Sher Mohammad Khan Bamizai, the Mukhtar al-Daula and a long-time enemy of the Qizilbash, used the moment to rally Kabul’s Sunni clergy. He aligned with Sayyid Mir Ahmad Agha known to his followers as Khwaja Khanji head preacher of the Pul-e Khishti Mosque and custodian of the Ashiqan wa Arifan shrine. Together they built an anti-Shi‘a coalition capable of challenging the throne itself.

==Riot and Attack on the Qizilbash==
In early June 1803, while Fateh Khan and much of the Qizilbash were away suppressing a revolt in Kandahar, Sher Mohammad Khan publicly branded all Shi‘as as heretics and accused Payandah Khan’s family of defiling the Sunni order through marriage ties with “heretics.” His sermons lit the fuse, and violent clashes broke out across Kabul.

A funeral procession for a Sunni youth executed after killing a Qizilbash in a street quarrel became the first flashpoint. As the crowd claimed they were fired on by Qizilbash sentries, anger exploded. Another story circulating in Kabul told of Qizilbash commanders abducting and assaulting a boy, a rumor that drove the mobs into a frenzy. With tensions maxed out, Mukhtar al-Daula issued a formal fatwa of jihad against the Qizilbash.

On the next Friday, Khwaja Khanji read the fatwa aloud at Pul-e Khishti Mosque.
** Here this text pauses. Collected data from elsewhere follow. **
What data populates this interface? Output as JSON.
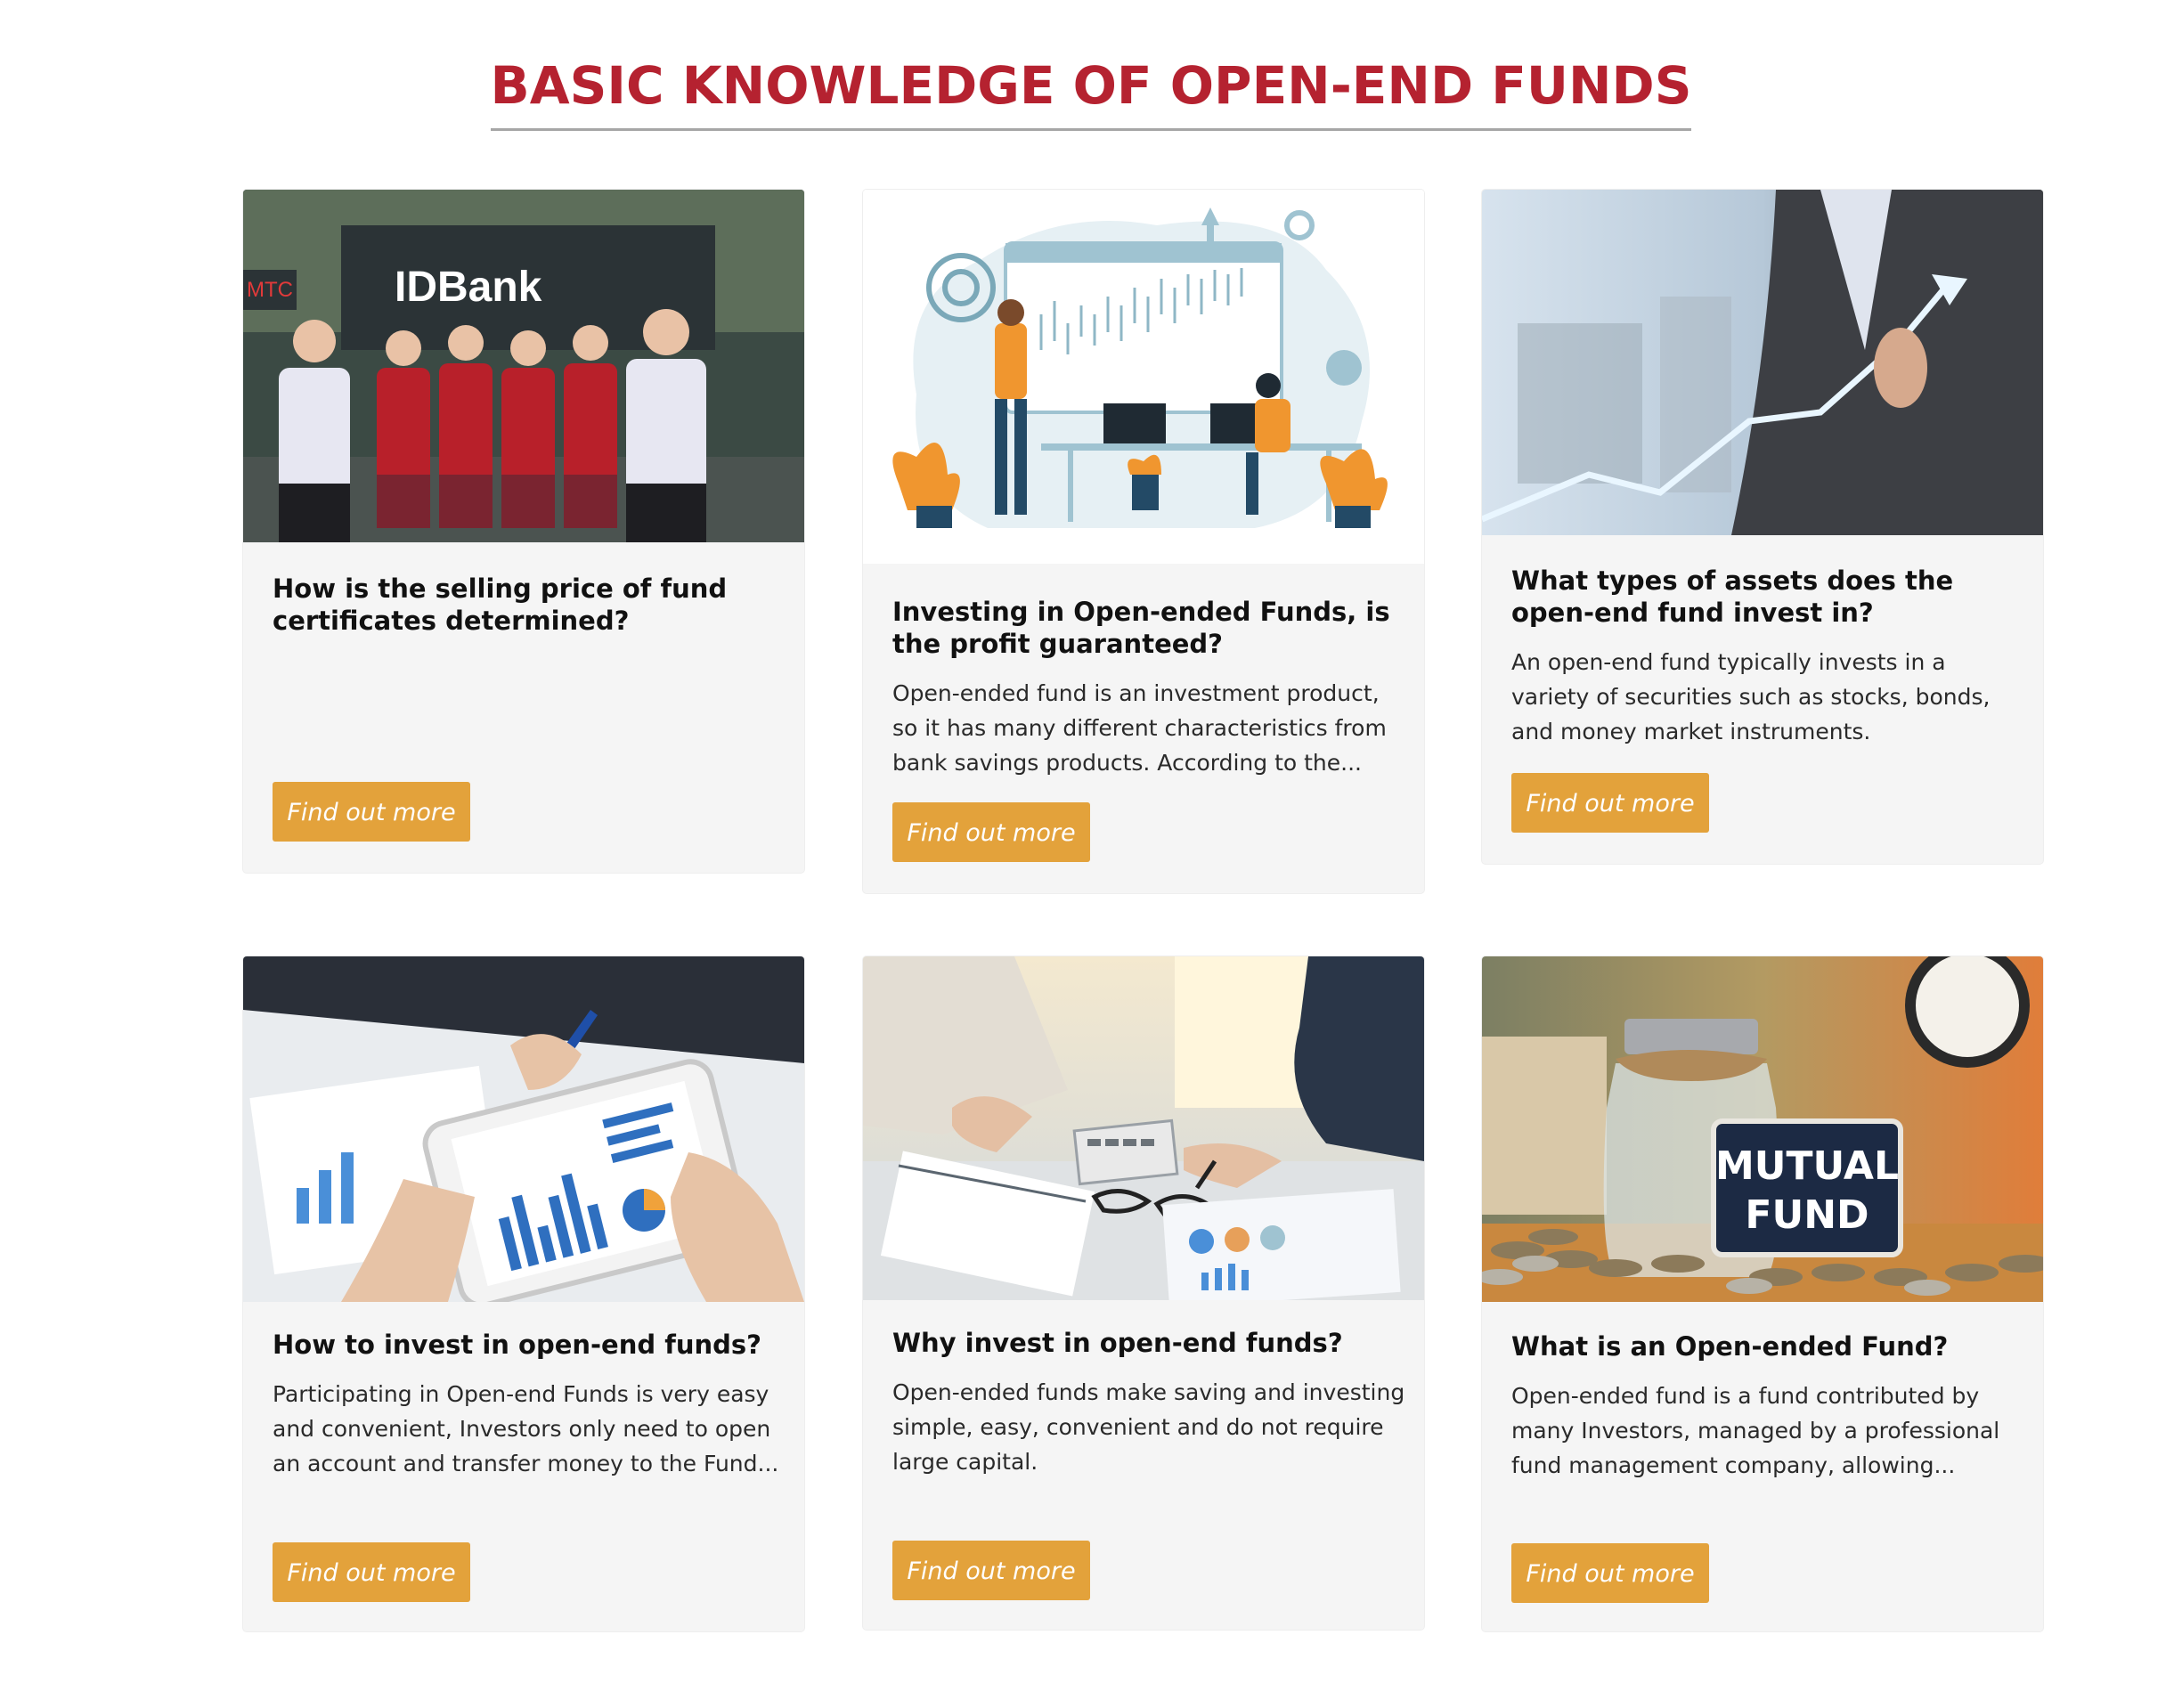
{
  "section": {
    "title": "BASIC KNOWLEDGE OF OPEN-END FUNDS"
  },
  "cards": [
    {
      "title": "How is the selling price of fund certificates determined?",
      "excerpt": "",
      "button": "Find out more",
      "image": "photo of bank staff in red uniforms joining hands in front of bank sign"
    },
    {
      "title": "Investing in Open-ended Funds, is the profit guaranteed?",
      "excerpt": "Open-ended fund is an investment product, so it has many different characteristics from bank savings products. According to the...",
      "button": "Find out more",
      "image": "illustration of people analyzing candlestick chart on screen"
    },
    {
      "title": "What types of assets does the open-end fund invest in?",
      "excerpt": "An open-end fund typically invests in a variety of securities such as stocks, bonds, and money market instruments.",
      "button": "Find out more",
      "image": "businessman pointing at rising arrow graph"
    },
    {
      "title": "How to invest in open-end funds?",
      "excerpt": "Participating in Open-end Funds is very easy and convenient, Investors only need to open an account and transfer money to the Fund...",
      "button": "Find out more",
      "image": "hands holding tablet with charts over documents"
    },
    {
      "title": "Why invest in open-end funds?",
      "excerpt": "Open-ended funds make saving and investing simple, easy, convenient and do not require large capital.",
      "button": "Find out more",
      "image": "desk with calculator, notebook, glasses and reports"
    },
    {
      "title": "What is an Open-ended Fund?",
      "excerpt": "Open-ended fund is a fund contributed by many Investors, managed by a professional fund management company, allowing...",
      "button": "Find out more",
      "image": "glass jar of coins with MUTUAL FUND sign",
      "sign_text": [
        "MUTUAL",
        "FUND"
      ]
    }
  ],
  "colors": {
    "title_red": "#b52230",
    "button_orange": "#e3a23b",
    "card_bg": "#f5f5f5"
  }
}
The congregation surged out of the mosque ready for blood. Houses of Shi‘a families were sacked, fires lit, and armed mobs swarmed toward Chindawol.

===Siege of Chindawol===
When Mahmud Shah refused to crack down on the rioters and instead hid inside the Bala Hissar Sher Mohammad Khan and Khwaja Khanji pulled in massive tribal reinforcements, Several thousand Kabul mobs, 20,000 men from Kohistan, Logar, and Tagab, Several thousand Ghilzai and Safi tribesmen. This force ringed Chindawol and launched repeated assaults. The Qizilbash, however, were ready. Their fortified mahalla had thick walls, elevated firing positions, and arms stockpiled precisely for this scenario. Well-aimed volleys cut down hundreds of attackers. The besiegers pushed artillery and sharpshooters onto the Sher Darwaza heights overlooking the quarter, turning the fight into a grinding siege. The standoff dragged on for nearly a month. Over 400 people died; mobs, tribesmen, Qizilbash defenders, and bystanders turning Kabul into a battlefield.

==Rebellion and Collapse==
Mahmud Shah’s attempt to arrest the clerical ringleaders backfired when Sher Mohammad Khan slipped out of Kabul and urged Khwaja Khanji to escalate the crisis. The clerics mobilized more fighters and launched diversionary attacks against both Chindawol and the Bala Hisar, isolating the king even further. Fateh Khan, returning from the south with 10,000 Hazara troops of Bamiyan, finally broke the stalemate. He threw his forces behind the Qizilbash and smashed through the besiegers, scattering the mobs and forcing the tribal levies to retreat. The same intervention that saved the Qizilbash also triggered a political backlash. Kabul’s elite accused Mahmud Shah of siding with “heretics.” Sher Mohammad Khan, Mirwais, and Ahmad Khan Nurzai regrouped and plotted to overthrow the king. Their alliance invited Shah Shuja back into the struggle for the throne.

==Aftermath==
The riots fatally weakened Mahmud Shah’s authority. Sher Mohammad Khan and his partners continued agitating until they helped bring Shah Shuja to Kabul at the head of 150,000 men. When Fateh Khan returned to defend Mahmud Shah, much of his army defected under the pressure of the anti-Qizilbash narrative. Mahmud Shah's position collapsed, paving the way for his eventual dethronement in 1805. For the Qizilbash, the events confirmed both their military value and the deep hostility they faced inside Kabul. Chindawol's fortifications were strengthened after the riots, as the Jawanshir community realized that sectarian violence could erupt again at any moment. The 1803 riots stand as one of the bloodiest internal sectarian clashes in early Afghan state history, a mix of tribal opportunism, clerical incitement, and political warfare disguised as religious purity.